We can also keep copies of WordPress .xml exports, the CSS styling and menu/widget details, plugin exports, and WordPress .tar files on a PC or USB disk.
A number of WordPress theme live editors do not give the ability to go down to a lower level and copy the webpage code. One would need to plan and test how to restore a site, including CSS changes with any WP theme. Most folks use a theme they like, but without prior recovery testing, it becomes risky to do anything other than hope the website continues well when upgrades are done. In other words, there should be a certain technical understanding of the software in order to support it, rather than just use it.
3rd party WordPress applications/plugins can introduce memory overload or leaks, thereby impacting a system. While not hardware, they can grind performance down or crash memory. People can introduce a new service to a website, then call for help, not mentioning what the previous changes were, so we discover things like plugin error messages, or repeated entries we didn’t see before from the Apache or Nginx access logs. As an example, one security plugin expected access from IP6 even though it was disabled, which used up all the system’s memory. Another service was hammering a website even though it was disabled in the plugin, but it was active from the service itself.
Vendor Hardware Changes
A hosting provider in Canberra had a really good service. Websites were fast, and people were friendly. One day, things got slower. Maybe WordPress was more complicated? That is possible. This degradation was from something else behind the scenes. Maybe more people were using the service on the same shared hardware.

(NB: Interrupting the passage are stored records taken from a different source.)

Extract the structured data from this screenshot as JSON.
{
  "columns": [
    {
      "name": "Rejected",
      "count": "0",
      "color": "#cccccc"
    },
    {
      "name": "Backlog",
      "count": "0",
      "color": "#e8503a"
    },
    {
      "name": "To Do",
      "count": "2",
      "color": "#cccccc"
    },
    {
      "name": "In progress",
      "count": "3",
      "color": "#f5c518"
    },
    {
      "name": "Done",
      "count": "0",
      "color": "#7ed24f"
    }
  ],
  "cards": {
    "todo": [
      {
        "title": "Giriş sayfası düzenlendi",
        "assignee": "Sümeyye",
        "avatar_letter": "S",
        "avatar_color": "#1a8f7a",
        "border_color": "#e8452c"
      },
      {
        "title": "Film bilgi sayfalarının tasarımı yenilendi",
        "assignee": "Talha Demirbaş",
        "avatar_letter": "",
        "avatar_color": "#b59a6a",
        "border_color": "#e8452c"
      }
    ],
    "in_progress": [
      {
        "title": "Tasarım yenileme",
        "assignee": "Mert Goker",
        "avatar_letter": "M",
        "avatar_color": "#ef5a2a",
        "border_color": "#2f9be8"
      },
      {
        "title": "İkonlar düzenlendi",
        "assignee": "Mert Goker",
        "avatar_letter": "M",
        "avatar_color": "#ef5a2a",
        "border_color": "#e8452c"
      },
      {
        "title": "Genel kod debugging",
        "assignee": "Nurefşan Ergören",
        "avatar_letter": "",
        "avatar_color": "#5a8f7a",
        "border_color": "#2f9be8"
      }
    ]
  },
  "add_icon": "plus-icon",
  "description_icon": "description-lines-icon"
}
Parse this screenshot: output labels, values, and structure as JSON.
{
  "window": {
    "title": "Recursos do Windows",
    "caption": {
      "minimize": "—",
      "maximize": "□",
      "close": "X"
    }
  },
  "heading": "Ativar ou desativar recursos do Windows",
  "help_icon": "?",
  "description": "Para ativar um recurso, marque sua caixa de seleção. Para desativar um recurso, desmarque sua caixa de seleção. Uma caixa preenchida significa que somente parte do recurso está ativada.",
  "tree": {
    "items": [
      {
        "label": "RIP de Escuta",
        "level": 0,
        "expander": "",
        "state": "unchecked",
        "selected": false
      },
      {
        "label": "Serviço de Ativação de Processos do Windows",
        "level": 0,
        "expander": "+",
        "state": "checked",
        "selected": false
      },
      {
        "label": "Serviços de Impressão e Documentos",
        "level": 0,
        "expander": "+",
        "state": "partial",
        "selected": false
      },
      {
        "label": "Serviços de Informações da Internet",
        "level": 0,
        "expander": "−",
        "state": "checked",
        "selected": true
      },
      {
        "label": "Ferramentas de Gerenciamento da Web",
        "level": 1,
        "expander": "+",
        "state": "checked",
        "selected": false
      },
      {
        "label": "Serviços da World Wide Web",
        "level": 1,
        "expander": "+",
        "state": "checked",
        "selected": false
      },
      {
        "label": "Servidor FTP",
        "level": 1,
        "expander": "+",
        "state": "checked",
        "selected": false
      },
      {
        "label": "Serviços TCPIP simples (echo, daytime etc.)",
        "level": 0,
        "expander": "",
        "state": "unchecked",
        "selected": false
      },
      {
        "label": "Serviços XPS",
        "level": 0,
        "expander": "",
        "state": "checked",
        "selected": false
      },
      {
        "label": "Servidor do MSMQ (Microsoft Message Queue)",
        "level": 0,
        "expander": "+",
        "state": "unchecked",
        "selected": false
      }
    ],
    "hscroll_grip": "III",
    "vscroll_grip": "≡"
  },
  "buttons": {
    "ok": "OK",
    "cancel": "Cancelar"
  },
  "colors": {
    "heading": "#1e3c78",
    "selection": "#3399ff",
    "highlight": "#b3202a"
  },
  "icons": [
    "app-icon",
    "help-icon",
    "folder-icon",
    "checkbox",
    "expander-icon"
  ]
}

The company was then bought out in a takeover by a well know group. Okay. Fine. Then later, website failures became chronic. I logged into a shell terminal and saw there was a different operating system, and hardware. I called the Help Desk and they angrily said I was not allowed to have a shell terminal login. They admitted the hardware was downgraded for the takeover and my only option was to upgrade my plan.
Another provider advertised a low cost VPS service, but it came out of Singapore. It seemed buggy, and connections to databases often dropped out. The service was removed!
We have no control over behind-the-scenes activities from vendors. We are not able to spend lots of money on higher levels of redundancy, so we plan for disaster recovery. Hardware fault detection and recovery has been designed and built into IT systems for a long time, but it is not a guarantee, at all. Marketing tells us all is good.